Все это они рассказали, пока резали хлеб.
– Organic farming, натуральные продукты, – понимающе кивнул Этер, принимая ломоть ржаного хлеба из рук жены хозяина.
– Чего?
– Вы признаете только натуральные продукты. – Этер почему-то решил, что сюда дошла мода на продукты без консервантов и прочей химии.
– В булочной хлебушек тож натуральный, паршивый только, – не поняла хозяйка.
Ближайший магазин находился в пяти километрах. Хлеб привозили два раза в неделю из единственной в округе современной пекарни. Она не успевала обслуживать всех, и количество выдавала только за счет качества…
– А почему Вигайны не у реки? – Положение деревни не совпадало с тем, что запомнил Этер по рассказам Гранни. – А в Филиппове все еще устраивают ярмарки, разрешенные привилегией короля Сигизмунда Августа? Старая ратуша очень пострадала во время войны?
– Две войны народ покосили, – вздохнула ткачиха, старшая бабушка, мазовшанка из-под Олецка. Ей было восемьдесят восемь лет, семьдесят из которых прожила она в Вигайнах.
Быстрая река, болота и грязи всегда останавливали фронты, всегда пылали прибрежные деревушки, а местные жители становились беженцами. Во вторую мировую войну, самую жестокую, мало кому удалось спастись бегством. За помощь партизанам десятками людей расстреливали.
Те, кого не убили и не вывезли, прежде чем пойти по миру, должны были смотреть, как пылают их дома, потом разрывать пепелища и разбирать почерневшие фундаменты, вырубать недогоревшие сады. После их заставили засыпать колодцы.
В конце концов, на пепелище въехала высшая немецкая аграрная техника – механический плуг. Он запахал все следы.
После изгнания вернулась горстка людей. Женщины с подростками, несколько мужчин, переживших концлагерь; десяток девушек. Некоторые привели с собой мужей, людей из чужих сторон, и с той поры фамилия Суражинский перестала повторяться на каждом доме. С новыми мужчинами пришли в деревушку иные нравы и другие обычаи.
Молодым лесом заросли старые пепелища. Наперстянка, мать-и-мачеха, полынь и колокольчики вместе облекли общую могилу, обняли ее багряные терны, закраснелась там земляника, чернела ежевика. Односельчане перенесли прах расстрелянных на приходское кладбище при церкви, отпели покойных, справили и запоздалые поминки.
Немногие уцелевшие не могли смотреть на прежнее место у реки. Новые дома они ставили на высоком берегу, как на крепостном валу.
Давними усадьбами завладел лес, буйно поросли они травой, зацвели полевыми цветами. Через тридцать пять лет красота их зачаровала Бея и парня из-за океана, который искал свои корни.
Впервые в жизни Этер услышал от свидетелей о кровавой войне не на жизнь, а на смерть, о борьбе за физическое выживание.
Конечно, он много читал о последней европейской войне, которую здесь называли второй мировой, но бесстрастные графики и статистика не могли передать горя, боли, страха, жестокости и голода, с которыми боролся здешний народ.
Когда Этер спросил про Бортник-Суражинских, в горле у него стоял ком.
– Это вы про Никодимовых американцев-то? Мы их знали, соседи все-таки. Их застройка ближе всех к нашей, там, за ореховой рощей, где ясени теперь.
– Это ваши родственники? – Этеру очень хотелось, чтобы женщина, так похожая на Гранни, оказалась родственницей «американцев».
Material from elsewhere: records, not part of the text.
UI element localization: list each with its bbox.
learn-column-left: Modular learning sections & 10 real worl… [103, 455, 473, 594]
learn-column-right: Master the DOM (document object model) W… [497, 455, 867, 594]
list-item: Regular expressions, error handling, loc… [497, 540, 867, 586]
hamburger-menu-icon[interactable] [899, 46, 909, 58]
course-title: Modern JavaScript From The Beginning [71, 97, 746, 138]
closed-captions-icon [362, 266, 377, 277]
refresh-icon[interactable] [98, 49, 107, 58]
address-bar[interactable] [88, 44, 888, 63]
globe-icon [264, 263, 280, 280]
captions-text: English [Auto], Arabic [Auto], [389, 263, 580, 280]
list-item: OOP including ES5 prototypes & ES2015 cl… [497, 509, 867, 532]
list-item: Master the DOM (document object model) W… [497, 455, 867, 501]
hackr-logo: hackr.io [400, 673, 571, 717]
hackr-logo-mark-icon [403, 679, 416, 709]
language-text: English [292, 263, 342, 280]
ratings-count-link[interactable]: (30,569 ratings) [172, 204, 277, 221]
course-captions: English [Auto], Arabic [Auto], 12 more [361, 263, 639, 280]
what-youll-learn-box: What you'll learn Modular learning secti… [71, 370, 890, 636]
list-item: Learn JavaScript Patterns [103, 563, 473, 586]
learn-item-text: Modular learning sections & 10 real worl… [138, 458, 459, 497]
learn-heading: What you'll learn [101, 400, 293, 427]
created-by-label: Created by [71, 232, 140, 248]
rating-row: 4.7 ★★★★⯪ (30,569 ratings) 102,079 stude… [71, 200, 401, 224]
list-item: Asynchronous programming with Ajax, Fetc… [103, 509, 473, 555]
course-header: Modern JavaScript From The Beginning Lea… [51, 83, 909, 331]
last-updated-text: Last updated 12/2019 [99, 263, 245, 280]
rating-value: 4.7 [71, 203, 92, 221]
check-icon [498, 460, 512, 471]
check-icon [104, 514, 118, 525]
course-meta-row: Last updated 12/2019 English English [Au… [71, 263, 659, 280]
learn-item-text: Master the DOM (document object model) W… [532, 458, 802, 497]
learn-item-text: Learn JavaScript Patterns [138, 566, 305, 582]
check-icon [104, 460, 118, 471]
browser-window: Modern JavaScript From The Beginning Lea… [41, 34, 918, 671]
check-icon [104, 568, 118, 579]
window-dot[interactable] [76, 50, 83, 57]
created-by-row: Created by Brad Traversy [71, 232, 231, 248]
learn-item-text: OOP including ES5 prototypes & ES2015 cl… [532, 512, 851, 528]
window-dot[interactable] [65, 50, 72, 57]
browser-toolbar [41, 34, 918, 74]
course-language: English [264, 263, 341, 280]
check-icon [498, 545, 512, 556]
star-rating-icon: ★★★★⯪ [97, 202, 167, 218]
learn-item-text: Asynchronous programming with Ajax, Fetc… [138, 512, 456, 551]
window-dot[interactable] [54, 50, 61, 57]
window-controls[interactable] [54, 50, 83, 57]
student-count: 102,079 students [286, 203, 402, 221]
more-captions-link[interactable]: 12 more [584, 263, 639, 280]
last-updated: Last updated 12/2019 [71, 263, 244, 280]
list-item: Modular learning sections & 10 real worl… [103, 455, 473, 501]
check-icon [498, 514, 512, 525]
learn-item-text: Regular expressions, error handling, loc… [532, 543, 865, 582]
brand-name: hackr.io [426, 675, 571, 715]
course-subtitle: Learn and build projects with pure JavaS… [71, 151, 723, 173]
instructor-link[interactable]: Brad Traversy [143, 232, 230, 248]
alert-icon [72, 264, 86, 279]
– Не-ет, мы пишемся Смольники-Суражинские, а они-то Бортники! Их Никодимовыми звали, от деда, которого при царе в солдаты взяли, и он в японской войне полег, – объяснила бабка Иоанна.
У Никодима было два сына и три дочери. Самую младшую, Анну, двоюродная тетка, кухарка у богача в Калифорнии, к себе вытащила. Анне тогда шестнадцать только стукнуло. С тяжелым сердцем уезжала она навеки за море, потому, что люди тогда уезжали навсегда.
Здесь она была лишним ртом. Раздробленные на столько кусков участки доброй земли никого не прокормили бы. Поэтому традиция перенаселенных деревушек раз и навсегда запрещала делить наследство.
Отцовскую землю получал самый старший, он и создавал семью. Братья-сестры, если не находили работу где-нибудь еще, а чаще не находили, и еще чаще – вовсе не искали, оставались бессемейными при старшем брате и доживали век при его детях.